When variable loop bounds are present, Vitis HLS reports the latency as a question mark (?) instead of using exact values. The following shows the result after the synthesis of the previous example:

+ Summary of overall latency (clock cycles):
 * Best-case latency:    ?
 * Worst-case latency:   ?
+ Summary of loop latency (clock cycles):
 + LOOP_X:
 * Trip count: ?
 * Latency:    ?

The way to overcome this issue is to use the LOOP_TRIPCOUNT pragma or directive to specify a minimum and/or maximum iteration count for the loop. The tripcount is the number of loop iterations.
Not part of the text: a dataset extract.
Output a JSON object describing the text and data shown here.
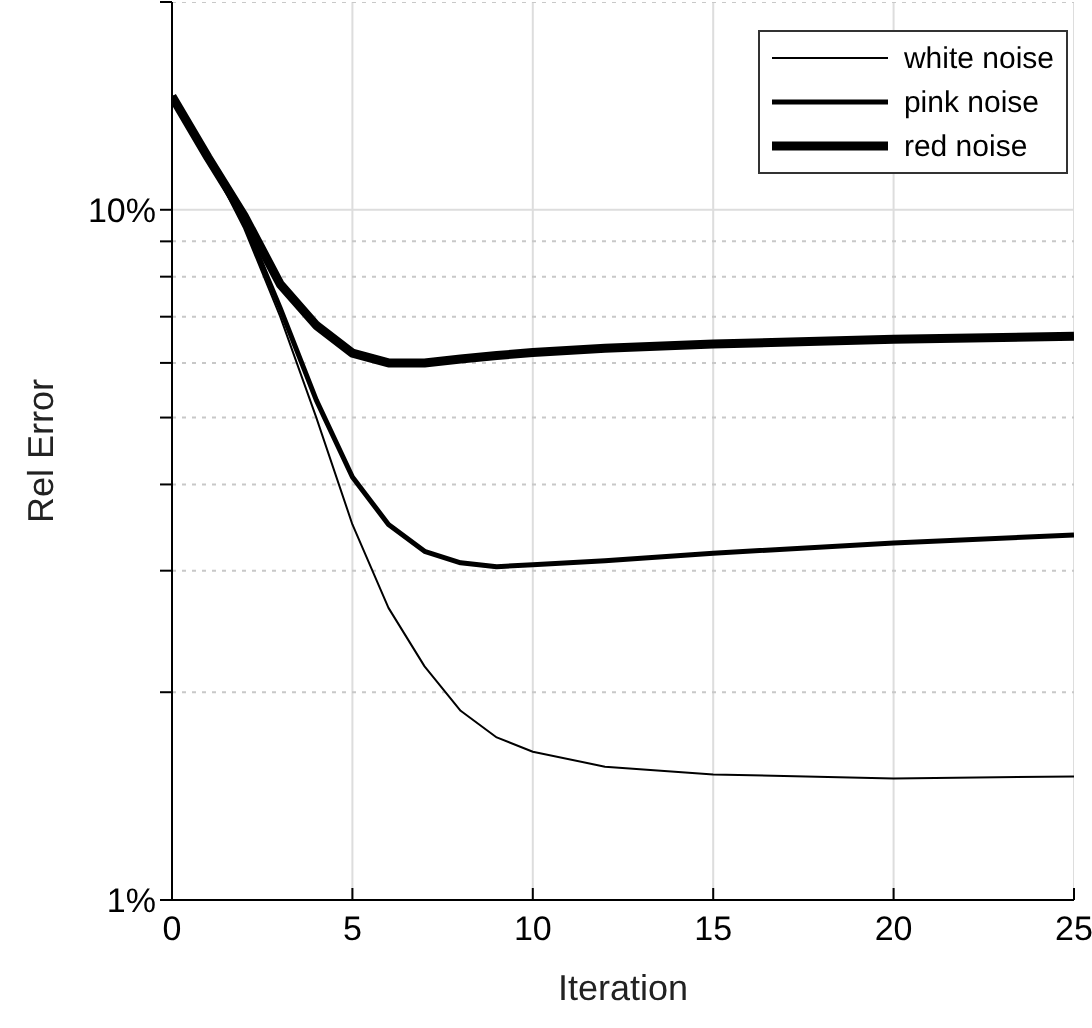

If a maximum tripcount of 32 is applied to LOOP_X in the first example, the report is updated to the following:

+ Summary of overall latency (clock cycles):
 * Best-case latency:    2
 * Worst-case latency:   34
+ Summary of loop latency (clock cycles):
 + LOOP_X:
 * Trip count: 0 ~ 32
 * Latency:    0 ~ 32

The user-provided values for the LOOP_TRIPCOUNT directive are used only for reporting, or to support the PERFORMANCE pragma or directive. The specified tripcount value allows Vitis HLS to determine latency values in the report, allowing values from different solutions to be compared. To have this same loop-bound information used for synthesis, the C/C++ code must be updated by using asserts, which impact synthesis (however, they must be used carefully since the assert condition is assumed to be true).
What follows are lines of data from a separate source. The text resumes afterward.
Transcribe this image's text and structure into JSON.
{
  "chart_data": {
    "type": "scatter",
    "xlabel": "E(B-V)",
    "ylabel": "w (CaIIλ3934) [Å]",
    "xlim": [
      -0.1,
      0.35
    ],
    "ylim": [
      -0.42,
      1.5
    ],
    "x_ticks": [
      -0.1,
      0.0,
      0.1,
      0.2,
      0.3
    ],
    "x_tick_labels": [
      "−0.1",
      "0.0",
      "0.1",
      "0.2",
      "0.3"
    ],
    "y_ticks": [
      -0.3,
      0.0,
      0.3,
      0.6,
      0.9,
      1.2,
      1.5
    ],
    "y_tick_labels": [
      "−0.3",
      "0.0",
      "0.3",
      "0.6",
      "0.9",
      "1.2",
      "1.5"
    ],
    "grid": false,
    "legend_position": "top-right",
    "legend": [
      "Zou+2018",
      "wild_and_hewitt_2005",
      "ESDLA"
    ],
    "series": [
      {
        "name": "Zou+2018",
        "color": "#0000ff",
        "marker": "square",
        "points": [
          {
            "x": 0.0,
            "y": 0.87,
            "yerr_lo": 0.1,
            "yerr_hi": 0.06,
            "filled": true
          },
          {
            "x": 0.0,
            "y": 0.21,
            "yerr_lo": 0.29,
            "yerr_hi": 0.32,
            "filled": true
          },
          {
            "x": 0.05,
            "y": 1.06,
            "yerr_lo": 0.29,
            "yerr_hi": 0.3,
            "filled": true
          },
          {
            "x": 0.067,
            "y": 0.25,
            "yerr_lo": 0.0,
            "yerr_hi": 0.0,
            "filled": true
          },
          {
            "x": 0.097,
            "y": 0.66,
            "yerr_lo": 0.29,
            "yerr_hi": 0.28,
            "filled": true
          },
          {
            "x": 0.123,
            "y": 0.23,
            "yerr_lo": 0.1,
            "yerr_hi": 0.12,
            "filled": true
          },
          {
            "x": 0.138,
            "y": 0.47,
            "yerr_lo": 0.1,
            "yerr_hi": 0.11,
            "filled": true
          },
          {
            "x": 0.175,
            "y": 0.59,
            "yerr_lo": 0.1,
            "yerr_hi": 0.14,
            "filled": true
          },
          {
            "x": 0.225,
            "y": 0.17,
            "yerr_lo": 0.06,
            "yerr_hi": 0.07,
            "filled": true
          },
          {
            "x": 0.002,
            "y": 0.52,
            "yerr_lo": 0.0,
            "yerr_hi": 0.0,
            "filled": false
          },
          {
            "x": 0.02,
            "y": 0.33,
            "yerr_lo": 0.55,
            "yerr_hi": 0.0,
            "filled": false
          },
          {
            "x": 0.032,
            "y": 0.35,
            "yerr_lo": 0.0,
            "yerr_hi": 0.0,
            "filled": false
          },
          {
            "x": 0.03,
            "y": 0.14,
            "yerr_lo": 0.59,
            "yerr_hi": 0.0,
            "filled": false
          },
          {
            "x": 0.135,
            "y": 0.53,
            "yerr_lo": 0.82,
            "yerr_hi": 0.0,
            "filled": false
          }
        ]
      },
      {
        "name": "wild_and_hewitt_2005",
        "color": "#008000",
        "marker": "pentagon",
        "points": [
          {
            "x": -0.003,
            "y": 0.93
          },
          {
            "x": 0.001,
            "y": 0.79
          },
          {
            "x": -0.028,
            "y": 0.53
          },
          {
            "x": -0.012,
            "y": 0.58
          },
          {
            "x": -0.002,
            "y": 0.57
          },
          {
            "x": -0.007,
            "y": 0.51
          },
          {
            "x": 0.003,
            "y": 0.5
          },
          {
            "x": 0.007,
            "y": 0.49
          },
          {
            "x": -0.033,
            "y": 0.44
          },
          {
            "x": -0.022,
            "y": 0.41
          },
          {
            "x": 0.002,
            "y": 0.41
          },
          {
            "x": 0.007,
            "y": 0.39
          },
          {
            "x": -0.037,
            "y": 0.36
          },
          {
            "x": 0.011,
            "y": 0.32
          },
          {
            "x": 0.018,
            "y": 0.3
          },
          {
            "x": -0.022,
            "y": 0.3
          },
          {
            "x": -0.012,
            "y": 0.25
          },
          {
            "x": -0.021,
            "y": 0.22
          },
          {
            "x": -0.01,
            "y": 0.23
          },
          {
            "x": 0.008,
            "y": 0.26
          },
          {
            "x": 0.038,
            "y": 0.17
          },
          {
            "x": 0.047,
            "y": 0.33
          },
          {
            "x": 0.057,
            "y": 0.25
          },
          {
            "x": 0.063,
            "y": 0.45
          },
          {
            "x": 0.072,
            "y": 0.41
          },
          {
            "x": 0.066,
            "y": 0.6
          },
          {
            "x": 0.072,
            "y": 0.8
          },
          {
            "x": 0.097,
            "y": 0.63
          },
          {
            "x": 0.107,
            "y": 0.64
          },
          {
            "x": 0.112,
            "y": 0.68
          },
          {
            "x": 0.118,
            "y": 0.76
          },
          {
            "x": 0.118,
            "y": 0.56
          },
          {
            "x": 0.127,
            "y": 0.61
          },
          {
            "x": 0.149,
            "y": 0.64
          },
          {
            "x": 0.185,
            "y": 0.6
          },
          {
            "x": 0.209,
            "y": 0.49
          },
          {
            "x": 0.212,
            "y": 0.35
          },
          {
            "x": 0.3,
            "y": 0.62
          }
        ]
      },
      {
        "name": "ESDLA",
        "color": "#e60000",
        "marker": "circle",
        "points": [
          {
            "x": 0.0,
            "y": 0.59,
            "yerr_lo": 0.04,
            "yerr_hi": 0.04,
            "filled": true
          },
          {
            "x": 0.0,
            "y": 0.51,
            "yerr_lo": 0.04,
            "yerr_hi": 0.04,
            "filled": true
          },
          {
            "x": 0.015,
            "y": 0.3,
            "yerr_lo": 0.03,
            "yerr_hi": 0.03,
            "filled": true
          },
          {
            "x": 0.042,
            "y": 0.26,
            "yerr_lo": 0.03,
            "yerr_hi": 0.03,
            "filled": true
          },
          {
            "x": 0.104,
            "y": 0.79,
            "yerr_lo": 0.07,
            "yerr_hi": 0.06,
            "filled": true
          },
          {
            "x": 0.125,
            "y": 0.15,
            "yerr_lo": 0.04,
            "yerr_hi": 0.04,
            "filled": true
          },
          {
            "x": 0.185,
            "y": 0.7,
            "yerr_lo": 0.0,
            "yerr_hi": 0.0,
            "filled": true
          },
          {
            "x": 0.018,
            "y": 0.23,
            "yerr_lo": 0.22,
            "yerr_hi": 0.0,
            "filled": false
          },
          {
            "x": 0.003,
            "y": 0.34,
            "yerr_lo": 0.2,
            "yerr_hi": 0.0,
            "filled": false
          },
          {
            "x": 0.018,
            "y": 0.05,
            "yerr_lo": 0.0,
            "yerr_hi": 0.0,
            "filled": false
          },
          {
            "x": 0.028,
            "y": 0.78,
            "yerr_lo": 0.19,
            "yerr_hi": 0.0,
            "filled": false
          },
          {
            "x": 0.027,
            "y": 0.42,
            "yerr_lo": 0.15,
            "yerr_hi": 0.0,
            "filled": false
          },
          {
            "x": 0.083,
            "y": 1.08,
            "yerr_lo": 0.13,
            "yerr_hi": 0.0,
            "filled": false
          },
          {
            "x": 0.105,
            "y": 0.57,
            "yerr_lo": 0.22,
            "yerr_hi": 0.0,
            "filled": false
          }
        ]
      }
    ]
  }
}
The next steps in optimizing the first example for a lower initiation interval are:

  • Unroll the loop and allow the accumulations to occur in parallel.
  • Partition the array input, or the parallel accumulations are limited by a single memory port.

If these code transformations are applied, the output from Vitis HLS highlights the most significant issue with variable bound loops:

WARNING: [HLS 200-936] Cannot unroll loop 'LOOP_X' (loop_var.cpp:22) in 
function 'loop_var': cannot completely unroll a loop with a variable trip count.

Because variable bounds loops cannot be fully unrolled, they not only prevent the unroll directive from being applied, they also prevent pipelining the levels above the loop.

Important: When a loop or function is pipelined, Vitis HLS unrolls all loops in the hierarchy below the function or loop. If there is a loop with variable bounds in this hierarchy, it prevents pipelining.

The solution to loops with variable bounds is to make the number of loop iteration a fixed value with conditional executions inside the loop. The code from the variable loop bounds example can be rewritten as shown in the following code example. Here, the loop bounds are explicitly set to the maximum value of variable width and the loop body is conditionally executed:

#include "ap_int.h"
#define N 32
 
typedef ap_int<8> din_t;
typedef ap_int<13> dout_t;
typedef ap_uint<5> dsel_t;
 
dout_t loop_max_bounds(din_t A[N], dsel_t width) { 
 
 dout_t out_accum=0;
 dsel_t x;
 
 LOOP_X:for (x=0; x<N; x++) {
 if (x<width) {
  out_accum += A[x];
 }
 }
 
 return out_accum;
}

The for-loop (LOOP_X) in the example above can be fully unrolled. Because the loop has fixed upper bounds, Vitis HLS knows how much hardware to create. There are N(32) copies of the loop body in the RTL design. Each copy of the loop body has conditional logic associated with it and is executed depending on the value of variable width. Refer to Vitis-HLS-Introductory-Examples/Modeling/variable_bound_loops for an example.